Article Preview
Top1. Introduction
The importance of video classification has increased in the last decade due to the ubiquity and exponential growth of crowd-generated videos—more than 80% of the internet traffic will be for video streaming (Cisco, 2017). Demands for classifying videos are elicited by various corporate, government, and educational policies that require identification of harmful videos (e.g., phishing and spam), hate- and crime-promoting content, pornography, and/or cyber bullying, which can be spread through online video streaming platforms.

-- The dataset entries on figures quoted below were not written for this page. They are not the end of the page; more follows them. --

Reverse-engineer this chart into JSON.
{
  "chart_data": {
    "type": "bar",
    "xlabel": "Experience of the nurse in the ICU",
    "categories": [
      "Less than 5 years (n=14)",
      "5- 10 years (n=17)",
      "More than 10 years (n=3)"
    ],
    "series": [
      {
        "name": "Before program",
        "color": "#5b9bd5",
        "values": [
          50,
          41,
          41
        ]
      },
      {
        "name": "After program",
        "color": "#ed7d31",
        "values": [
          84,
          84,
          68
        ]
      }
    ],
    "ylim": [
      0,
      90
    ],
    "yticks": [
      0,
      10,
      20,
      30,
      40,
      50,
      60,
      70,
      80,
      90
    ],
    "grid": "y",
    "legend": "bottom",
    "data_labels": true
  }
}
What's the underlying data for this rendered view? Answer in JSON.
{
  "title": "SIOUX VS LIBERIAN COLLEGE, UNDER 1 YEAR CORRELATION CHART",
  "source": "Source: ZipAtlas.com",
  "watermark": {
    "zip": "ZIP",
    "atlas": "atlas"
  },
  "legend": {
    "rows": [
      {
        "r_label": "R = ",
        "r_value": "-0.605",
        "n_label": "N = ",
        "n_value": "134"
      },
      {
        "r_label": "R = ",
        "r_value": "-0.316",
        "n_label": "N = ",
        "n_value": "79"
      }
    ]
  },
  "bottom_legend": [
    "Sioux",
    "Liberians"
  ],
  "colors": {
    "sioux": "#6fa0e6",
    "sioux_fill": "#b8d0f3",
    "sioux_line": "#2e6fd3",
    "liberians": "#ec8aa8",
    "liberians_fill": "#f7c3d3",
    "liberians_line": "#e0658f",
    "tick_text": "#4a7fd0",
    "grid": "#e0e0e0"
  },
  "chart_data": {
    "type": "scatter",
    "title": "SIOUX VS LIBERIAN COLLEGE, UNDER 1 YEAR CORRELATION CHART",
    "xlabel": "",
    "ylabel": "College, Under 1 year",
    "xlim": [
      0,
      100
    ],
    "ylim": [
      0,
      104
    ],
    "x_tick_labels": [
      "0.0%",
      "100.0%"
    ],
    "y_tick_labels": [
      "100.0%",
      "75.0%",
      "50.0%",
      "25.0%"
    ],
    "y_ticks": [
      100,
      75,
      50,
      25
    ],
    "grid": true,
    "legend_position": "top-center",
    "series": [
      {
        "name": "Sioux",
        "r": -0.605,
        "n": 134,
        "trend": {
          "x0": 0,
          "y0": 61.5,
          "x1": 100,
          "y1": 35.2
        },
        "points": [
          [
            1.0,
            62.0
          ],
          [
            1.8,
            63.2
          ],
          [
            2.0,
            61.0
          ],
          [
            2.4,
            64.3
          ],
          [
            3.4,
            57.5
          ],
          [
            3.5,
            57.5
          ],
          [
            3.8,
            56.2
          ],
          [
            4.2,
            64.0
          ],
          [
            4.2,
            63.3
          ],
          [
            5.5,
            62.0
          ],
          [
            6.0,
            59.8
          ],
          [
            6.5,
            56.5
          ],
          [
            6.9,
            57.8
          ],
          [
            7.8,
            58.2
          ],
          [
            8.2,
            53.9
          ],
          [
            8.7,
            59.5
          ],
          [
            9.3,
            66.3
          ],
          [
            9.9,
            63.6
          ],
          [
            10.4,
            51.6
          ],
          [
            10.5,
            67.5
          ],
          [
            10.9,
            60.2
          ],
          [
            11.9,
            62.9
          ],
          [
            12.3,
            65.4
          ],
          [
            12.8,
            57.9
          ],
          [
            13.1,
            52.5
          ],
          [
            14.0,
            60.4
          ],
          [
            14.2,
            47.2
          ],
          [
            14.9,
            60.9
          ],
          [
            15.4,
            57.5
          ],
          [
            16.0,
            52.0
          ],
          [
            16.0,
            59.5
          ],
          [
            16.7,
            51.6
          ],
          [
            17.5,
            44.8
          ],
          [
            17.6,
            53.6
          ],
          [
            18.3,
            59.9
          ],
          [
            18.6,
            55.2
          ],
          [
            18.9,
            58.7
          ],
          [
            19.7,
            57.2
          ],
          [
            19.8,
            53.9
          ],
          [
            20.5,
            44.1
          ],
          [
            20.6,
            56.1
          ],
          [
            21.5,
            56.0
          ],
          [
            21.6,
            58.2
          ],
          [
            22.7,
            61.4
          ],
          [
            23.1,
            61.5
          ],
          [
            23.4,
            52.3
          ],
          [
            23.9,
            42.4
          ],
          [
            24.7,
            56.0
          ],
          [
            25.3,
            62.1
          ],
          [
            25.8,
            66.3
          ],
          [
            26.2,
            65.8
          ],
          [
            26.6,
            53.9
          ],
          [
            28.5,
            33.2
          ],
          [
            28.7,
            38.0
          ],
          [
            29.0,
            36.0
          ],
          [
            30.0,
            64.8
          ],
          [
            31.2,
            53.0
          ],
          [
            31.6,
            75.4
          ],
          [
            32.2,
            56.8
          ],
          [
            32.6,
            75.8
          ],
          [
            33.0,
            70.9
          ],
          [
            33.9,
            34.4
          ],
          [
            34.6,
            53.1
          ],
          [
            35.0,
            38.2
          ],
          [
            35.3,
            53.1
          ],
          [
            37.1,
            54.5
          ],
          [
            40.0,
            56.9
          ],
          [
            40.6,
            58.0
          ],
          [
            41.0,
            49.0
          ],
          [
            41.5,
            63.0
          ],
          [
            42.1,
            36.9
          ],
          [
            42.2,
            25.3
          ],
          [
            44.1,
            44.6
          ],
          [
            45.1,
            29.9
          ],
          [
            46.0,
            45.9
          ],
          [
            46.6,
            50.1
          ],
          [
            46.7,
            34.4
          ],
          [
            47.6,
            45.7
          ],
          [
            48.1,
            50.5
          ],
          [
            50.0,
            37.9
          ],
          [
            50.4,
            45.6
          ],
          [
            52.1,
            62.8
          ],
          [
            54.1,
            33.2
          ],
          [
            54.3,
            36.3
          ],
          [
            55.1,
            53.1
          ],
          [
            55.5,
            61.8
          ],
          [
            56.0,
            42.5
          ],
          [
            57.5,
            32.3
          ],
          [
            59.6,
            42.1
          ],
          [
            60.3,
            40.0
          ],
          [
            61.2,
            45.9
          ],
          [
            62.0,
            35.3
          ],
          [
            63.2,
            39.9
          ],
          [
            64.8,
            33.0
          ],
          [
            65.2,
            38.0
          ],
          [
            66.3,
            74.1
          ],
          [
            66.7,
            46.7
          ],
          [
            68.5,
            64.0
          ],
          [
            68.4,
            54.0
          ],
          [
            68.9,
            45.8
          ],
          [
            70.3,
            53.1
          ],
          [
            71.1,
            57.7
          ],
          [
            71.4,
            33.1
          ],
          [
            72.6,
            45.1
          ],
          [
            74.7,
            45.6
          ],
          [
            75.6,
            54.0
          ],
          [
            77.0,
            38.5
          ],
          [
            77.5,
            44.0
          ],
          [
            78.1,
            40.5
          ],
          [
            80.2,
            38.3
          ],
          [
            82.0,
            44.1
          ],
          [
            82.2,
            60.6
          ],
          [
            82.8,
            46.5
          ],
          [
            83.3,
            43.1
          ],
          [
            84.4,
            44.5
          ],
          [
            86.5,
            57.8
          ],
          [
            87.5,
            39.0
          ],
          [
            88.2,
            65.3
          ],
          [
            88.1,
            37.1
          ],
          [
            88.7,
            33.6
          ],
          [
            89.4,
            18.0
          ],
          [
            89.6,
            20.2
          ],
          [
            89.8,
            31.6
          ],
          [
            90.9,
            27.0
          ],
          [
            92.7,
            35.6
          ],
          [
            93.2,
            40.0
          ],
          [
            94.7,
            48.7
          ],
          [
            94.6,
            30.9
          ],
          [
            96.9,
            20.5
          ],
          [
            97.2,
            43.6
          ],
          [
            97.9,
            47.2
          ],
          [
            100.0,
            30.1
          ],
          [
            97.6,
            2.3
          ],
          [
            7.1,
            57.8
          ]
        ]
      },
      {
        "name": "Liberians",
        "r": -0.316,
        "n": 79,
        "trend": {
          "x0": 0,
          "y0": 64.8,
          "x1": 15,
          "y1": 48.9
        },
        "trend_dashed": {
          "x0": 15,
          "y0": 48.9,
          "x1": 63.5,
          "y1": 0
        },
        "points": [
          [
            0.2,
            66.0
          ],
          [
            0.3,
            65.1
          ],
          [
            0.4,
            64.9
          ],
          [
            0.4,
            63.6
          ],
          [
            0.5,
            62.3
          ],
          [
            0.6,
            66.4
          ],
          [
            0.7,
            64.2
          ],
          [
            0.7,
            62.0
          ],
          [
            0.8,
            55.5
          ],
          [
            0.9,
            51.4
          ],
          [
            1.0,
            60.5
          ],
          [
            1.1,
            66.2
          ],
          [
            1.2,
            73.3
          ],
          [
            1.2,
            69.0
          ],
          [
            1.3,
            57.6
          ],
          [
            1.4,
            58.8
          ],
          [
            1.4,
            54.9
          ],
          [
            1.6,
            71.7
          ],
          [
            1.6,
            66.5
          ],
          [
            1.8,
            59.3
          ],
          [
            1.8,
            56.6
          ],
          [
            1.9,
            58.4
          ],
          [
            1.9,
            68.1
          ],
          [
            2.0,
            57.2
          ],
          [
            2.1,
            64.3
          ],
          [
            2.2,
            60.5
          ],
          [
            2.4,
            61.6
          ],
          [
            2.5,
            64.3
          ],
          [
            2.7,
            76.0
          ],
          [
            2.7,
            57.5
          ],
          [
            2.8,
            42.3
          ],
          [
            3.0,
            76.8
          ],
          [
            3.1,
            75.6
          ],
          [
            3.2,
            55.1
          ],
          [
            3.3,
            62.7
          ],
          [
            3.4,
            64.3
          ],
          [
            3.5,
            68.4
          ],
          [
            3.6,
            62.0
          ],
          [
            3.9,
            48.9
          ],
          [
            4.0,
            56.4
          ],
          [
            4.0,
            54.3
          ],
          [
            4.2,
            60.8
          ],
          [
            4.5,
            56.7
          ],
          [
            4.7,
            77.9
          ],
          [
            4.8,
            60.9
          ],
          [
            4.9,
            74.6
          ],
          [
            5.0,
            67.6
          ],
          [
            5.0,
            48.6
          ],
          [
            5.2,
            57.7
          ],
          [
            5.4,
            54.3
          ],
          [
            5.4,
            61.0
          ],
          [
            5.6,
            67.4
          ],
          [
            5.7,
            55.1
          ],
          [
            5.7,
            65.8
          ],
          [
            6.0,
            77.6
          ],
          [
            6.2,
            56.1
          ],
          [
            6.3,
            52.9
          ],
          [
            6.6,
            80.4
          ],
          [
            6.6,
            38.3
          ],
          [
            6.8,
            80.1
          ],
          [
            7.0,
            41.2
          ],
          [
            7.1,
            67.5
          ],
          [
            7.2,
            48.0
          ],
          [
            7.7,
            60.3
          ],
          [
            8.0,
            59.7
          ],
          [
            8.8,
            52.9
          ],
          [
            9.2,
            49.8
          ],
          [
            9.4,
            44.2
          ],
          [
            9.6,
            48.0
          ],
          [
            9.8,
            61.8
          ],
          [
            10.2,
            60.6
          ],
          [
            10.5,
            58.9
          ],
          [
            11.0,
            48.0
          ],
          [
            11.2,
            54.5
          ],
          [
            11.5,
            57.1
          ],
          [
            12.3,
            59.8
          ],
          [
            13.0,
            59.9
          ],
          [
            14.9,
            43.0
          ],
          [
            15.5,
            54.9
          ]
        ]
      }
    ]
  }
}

Alternatively, the classification information can be used to promote relative content, generate targeted advertisement, and retain more users (Duverger & Steffes, 2012; Xu, Zhang, et al., 2008).
To classify YouTube videos, machine learning algorithms (e.g. Convolutional Neural Networks (CNN) (Karpathy et al., 2014)) are used to extract key features from the videos’ frames (e.g., (Roach, Mason, & Pawlewski, 2001)), text (e.g., (Brezeale & Cook, 2006)), audio (e.g., (Z. Liu, Wang, & Chen, 1998)), or a combination of these data (e.g., (Qi, Gu, Jiang, Chen, & Zhang, 2000)). This information is used to train the models offline using a set of pre-downloaded videos. After the models are trained, they are used to predict the class of new, unknown videos. However, the drawbacks of these approaches include lengthy training time and high computation complexity, and a priori access to training videos.
To reduce time and computation complexity, other research targeted key frames and segments (Lu, Drew, & Au, 2001), the video’s texts (Huang, Fu, & Chen, 2010), such as the title, description, and/or comments. However, these approaches can only predict classification of new videos using training on pre-determined features that were available during training time, and they did not consider new, unprecedented classes (e.g., a new online challenge). Furthermore, the exponential growth of the number of video creators on social media—over 1 million YouTube channels (YouTube, 2017) and 8 billion Facebook videos watched per day (Tang et al., 2017), the number of new, subjective video classes will increase beyond what a single model can determine. Furthermore, the subjectivity of the information technology’s (IT) policies deployed at different entities—government agencies, corporate office, and education institution, exacerbate the relativity of the classification information. Since these policies are focused on the entity’s demands, the policies require adaptivity to the contextual environment in which the video is being streamed.
A generic video classification information (sport, news, entertainment, …) must be accompanied with contextual information. Whereas the generic classification information provides valid information, awareness of the contextual environment will impact the IT decision about these videos. For instance, a video that was classified into commercial advertisement, as a result of pre-trained classification model, could be also classified as an online challenge based on recent events in the online and social media. Since the recent events, and possibly the category itself, were unavailable during the module training period, the trained module would fail to predict the online challenge as a category of the video. If the recent events, contextual information, is obtained as part of a classification framework, the IT policies can provide more accurate decisions.